Man, I sound like a total jerk. I don't mean to come off that way, so I'll stop ripping the theory apart here and just leave it with "there are some considerable holes and illogical jumps that seem unlikely to be true." It was a good effort, and I always enjoy reading other theories since there are often nuggets of intriguing ideas within (in this case, the thought that arriving to the Island returns the body to the state it was in in the past - which could explain Locke being able to walk, Rose being cured of cancer, and maybe even the Doctor's healed cut on his face re-opening when his body washed ashore) - but it's clearly not the "end all, be all" theory for explaining Lost.
I don't know if anyone will read this post since season 4 ended a few weeks ago. There is something I want to share that I noticed in one of the Season 1 episondes. I started watching Lost during Season 2 so I'm watching the first season online. There is an episode where Claire has dreams about her baby being taken away. In the first one she walks up to Locke who is at a desk and asks him what is going on. He tells her she knows what is going on and says, "He was your responsibility but you gave him away, Claire. Everyone pays the price now." Could this dream have been a foreshadow of the future. Maybe the trouble on the island is a result of Claire letting Aaron leave the island with Kate.

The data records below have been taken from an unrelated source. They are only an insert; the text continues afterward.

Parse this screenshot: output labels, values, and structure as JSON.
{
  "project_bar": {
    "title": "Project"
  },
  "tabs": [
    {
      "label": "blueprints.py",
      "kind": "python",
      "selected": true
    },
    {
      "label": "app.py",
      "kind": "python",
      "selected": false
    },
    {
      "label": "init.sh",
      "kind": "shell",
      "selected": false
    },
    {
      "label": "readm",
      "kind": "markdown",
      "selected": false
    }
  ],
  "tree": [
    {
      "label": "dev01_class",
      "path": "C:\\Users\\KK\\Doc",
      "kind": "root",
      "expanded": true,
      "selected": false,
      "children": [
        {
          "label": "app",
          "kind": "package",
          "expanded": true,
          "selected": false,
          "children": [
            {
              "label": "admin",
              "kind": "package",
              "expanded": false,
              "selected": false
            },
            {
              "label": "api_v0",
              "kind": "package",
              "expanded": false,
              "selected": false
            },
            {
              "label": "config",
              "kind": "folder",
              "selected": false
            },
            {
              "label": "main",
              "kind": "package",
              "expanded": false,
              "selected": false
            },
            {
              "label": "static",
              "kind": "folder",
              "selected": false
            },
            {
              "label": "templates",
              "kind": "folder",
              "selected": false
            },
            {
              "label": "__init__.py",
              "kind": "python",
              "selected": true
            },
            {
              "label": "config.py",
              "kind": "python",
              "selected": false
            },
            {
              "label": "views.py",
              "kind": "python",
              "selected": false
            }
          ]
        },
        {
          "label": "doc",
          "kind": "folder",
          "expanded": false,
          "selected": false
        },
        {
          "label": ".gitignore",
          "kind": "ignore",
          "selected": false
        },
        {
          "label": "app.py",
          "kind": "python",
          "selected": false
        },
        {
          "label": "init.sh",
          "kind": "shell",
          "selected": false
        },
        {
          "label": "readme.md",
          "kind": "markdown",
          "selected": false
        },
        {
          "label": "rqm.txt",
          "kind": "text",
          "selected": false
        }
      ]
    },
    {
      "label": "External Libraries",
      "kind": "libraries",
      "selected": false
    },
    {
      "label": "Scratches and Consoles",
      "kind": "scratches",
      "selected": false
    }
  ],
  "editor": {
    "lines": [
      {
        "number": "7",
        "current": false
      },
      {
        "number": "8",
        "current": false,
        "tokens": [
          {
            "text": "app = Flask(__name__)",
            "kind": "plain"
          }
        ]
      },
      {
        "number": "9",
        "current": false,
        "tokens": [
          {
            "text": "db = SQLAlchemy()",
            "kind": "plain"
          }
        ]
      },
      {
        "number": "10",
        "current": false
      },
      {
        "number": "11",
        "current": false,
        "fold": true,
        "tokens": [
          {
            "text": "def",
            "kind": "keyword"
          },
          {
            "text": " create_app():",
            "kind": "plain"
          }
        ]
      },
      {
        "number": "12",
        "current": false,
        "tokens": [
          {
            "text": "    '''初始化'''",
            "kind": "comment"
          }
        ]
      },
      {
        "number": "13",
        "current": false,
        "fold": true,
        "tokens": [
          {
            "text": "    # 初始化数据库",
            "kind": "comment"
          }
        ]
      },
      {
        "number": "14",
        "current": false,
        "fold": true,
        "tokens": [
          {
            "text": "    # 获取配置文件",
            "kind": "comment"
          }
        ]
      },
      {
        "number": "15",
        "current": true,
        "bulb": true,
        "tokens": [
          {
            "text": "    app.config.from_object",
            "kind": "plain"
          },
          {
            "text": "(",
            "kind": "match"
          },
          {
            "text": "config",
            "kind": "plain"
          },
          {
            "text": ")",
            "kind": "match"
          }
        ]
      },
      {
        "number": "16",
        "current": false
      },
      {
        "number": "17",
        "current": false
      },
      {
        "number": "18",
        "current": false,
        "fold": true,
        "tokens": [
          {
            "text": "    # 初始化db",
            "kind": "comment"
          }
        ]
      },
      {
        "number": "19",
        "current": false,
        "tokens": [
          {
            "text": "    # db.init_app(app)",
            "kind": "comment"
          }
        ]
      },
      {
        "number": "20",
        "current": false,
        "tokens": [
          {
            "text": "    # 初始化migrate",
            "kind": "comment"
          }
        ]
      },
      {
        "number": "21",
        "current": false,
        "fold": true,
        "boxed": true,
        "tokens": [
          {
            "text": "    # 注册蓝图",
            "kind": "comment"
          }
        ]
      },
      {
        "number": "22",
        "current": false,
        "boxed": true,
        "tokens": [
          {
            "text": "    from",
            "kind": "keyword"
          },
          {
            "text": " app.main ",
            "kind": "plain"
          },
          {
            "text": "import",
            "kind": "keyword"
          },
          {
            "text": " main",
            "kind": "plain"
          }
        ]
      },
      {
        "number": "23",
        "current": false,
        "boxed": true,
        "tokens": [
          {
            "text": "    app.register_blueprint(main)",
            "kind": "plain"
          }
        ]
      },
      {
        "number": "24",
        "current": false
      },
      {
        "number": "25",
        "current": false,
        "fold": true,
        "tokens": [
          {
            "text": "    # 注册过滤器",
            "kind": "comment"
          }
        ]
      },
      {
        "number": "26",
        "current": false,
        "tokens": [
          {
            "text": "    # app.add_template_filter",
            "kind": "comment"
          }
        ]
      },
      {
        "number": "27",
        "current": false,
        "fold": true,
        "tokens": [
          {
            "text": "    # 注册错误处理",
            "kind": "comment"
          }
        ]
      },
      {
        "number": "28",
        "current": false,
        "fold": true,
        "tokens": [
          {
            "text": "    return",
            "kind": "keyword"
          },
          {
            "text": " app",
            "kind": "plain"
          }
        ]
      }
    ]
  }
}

Wouldn’t that be ironic? The reason for the “bad things” happening on the Island is that the Others are furious that Aaron is no longer there, and Locke has already failed them as a leader before he even began? It’s a pretty good thought, and another way to tie-in the whole Aaron storyline that was so important in Season One. I like it.
Watch Star Trek!
I can’t – that would make me a nerd. Instead, I'm a cool guy who obsesses about TV and runs a Blog. Wait...

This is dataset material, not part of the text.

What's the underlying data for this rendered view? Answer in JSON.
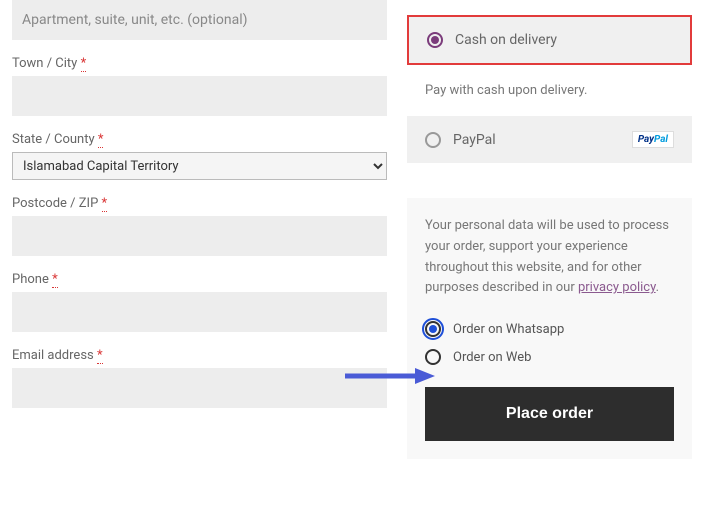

Okay, consider this the last post about Lost Season Four. If you’ve got anything else on your chest you need to get off, this is the Comments Section to do it. Otherwise, we’ll start moving the Blog on to other things – namely a sneak review of “Fringe”, the annual Emmy Rant, the Fall TV Preview, etc. (all the “…and Gone Forever” sides of the Blog while we patiently wait for Lost to return).
The good news is that fresh Lost information is less than a month away! Much like last year, we’ll almost certainly get something to talk about from the nerd oasis of Comic-Con on July 24-27.
But rather than sit around and wait, it’s the summertime – go outside and play!